Выгнул бровь, но не получил пояснений. Теперь Линнет не смотрела на меня.
– Почему ты не хочешь принять от меня подарок? Что в нём тебя не устраивает?
– Начнём с того, что он живой. Деметрий, ты называешь подарком живого человека!
– И он останется таковым, если ты будешь вести себя осторожно и благоразумно. Я же не прошу тебя его убивать – мне и в голову бы не пришло предложить тебе человека, который пахнет так посредственно. – Сощурился. – Тебе хочется – по глазам вижу.
Выражение обиды на её лице проступило явственнее, что сделало её менее взрослой и более обычной.
– Хочется – когда-то я о таком мечтала. Но не теперь. Пожалуйста, – она осторожно коснулась пальцами моей руки – самыми кончиками. – Деметрий, я не хочу сожалеть о чужой жизни.
– Ты и не будешь. Здесь в своё время побывали и известные художники, и музыканты, прожившие после долгую жизнь. Безымянный учитель пения не станет исключением. Что тебе в нём не нравится?
– Молодой.
– Но талантливый.
– Пойми…
– Не понимаю. Ты отвергаешь моё внимание.
– Не будь таким упрямым.
– Не называй здравый смысл упрямством.
– Я… – вздох. Ресницы у неё дрожали, как крылья бабочки. – Мне совсем не нужны подарки или другое внимание. Правда. Это лишнее, а учитель пения и вовсе расточительство.
Я долго смотрел на неё, отчего она сникла, ссутулилась и сложила руки на груди, а потом устало произнёс:
– Хорошо. Условие одно – объяснишь смертному всё сама. Мне не по чину.
– Ты только раздаёшь поручения?
– Естественно.
– Затупишь когти.
Невесомый поцелуй в щёку. Я не успел удивиться – Линнет упорхнула, выровняв шаг лишь перед самой дверью, за которой терпеливо ожидал смертный.
Странное создание.
Кожа ещё хранила ощущение бархатистого тепла. Понял лишь сейчас – разница с человеком колоссальна.

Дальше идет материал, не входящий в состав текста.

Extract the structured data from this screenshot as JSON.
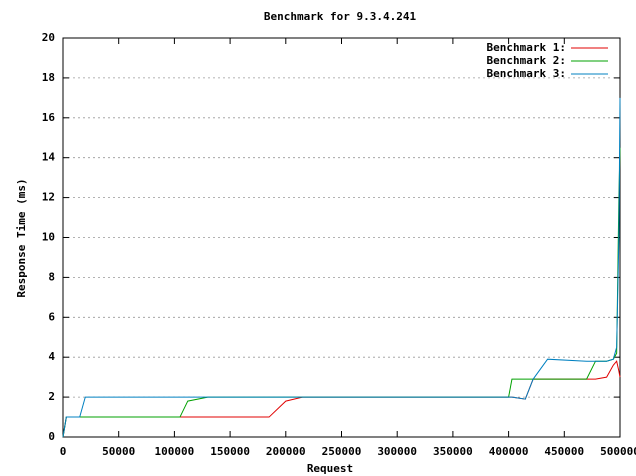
{
  "chart_data": {
    "type": "line",
    "title": "Benchmark for 9.3.4.241",
    "x_label": "Request",
    "y_label": "Response Time (ms)",
    "x": [
      0,
      3000,
      15000,
      20000,
      105000,
      112000,
      130000,
      185000,
      200000,
      215000,
      400000,
      403000,
      415000,
      422000,
      435000,
      470000,
      478000,
      488000,
      494000,
      497000,
      499000,
      500000
    ],
    "series": [
      {
        "name": "Benchmark 1:",
        "color": "#e00000",
        "values": [
          0,
          1,
          1,
          1,
          1,
          1,
          1,
          1,
          1.8,
          2,
          2,
          2,
          1.9,
          2.9,
          2.9,
          2.9,
          2.9,
          3,
          3.6,
          3.8,
          3.3,
          3
        ]
      },
      {
        "name": "Benchmark 2:",
        "color": "#00a000",
        "values": [
          0,
          1,
          1,
          1,
          1,
          1.8,
          2,
          2,
          2,
          2,
          2,
          2.9,
          2.9,
          2.9,
          2.9,
          2.9,
          3.8,
          3.8,
          3.9,
          4.2,
          12,
          14.5
        ]
      },
      {
        "name": "Benchmark 3:",
        "color": "#0080c0",
        "values": [
          0,
          1,
          1,
          2,
          2,
          2,
          2,
          2,
          2,
          2,
          2,
          2,
          1.9,
          2.9,
          3.9,
          3.8,
          3.8,
          3.8,
          3.9,
          4.5,
          10,
          17
        ]
      }
    ],
    "xlim": [
      0,
      500000
    ],
    "ylim": [
      0,
      20
    ],
    "xticks": [
      0,
      50000,
      100000,
      150000,
      200000,
      250000,
      300000,
      350000,
      400000,
      450000,
      500000
    ],
    "yticks": [
      0,
      2,
      4,
      6,
      8,
      10,
      12,
      14,
      16,
      18,
      20
    ],
    "grid": true,
    "legend": "top-right"
  }
}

…Белые начинают и выигрывают.
Пешка, искусно вырезанная из слоновой кости, удобно покоилась в ладони, где я заставлял то скрываться её, то замирать, балансируя, на кончике пальца. Фигуры, застывшие на клетках доски, рассказывали несложную историю – кто-то пытался бессмысленно защищаться, а кто-то атаковал и шёл напролом. Закономерный итог – побеждает тот, на чьей стороне опыт и знания. Отчего же белая пешка в шаге от края поля? В воздухе витал тонкий шлейф медового аромата – сладкое послевкусие, взбудоражившее каждое нервное окончание и уведшее мысли далеко от всех насущных проблем.

Я всегда играл чёрными и не проигрывал.
Я прекрасно умел подавлять собственные чувства.
Я никогда не ставил эмоции выше разума.

Но где-то сейчас, во всём происходящем со мной и с ней, крылся великолепный обман. Я повис в собственных силках, так и не удушив до конца в них пташку.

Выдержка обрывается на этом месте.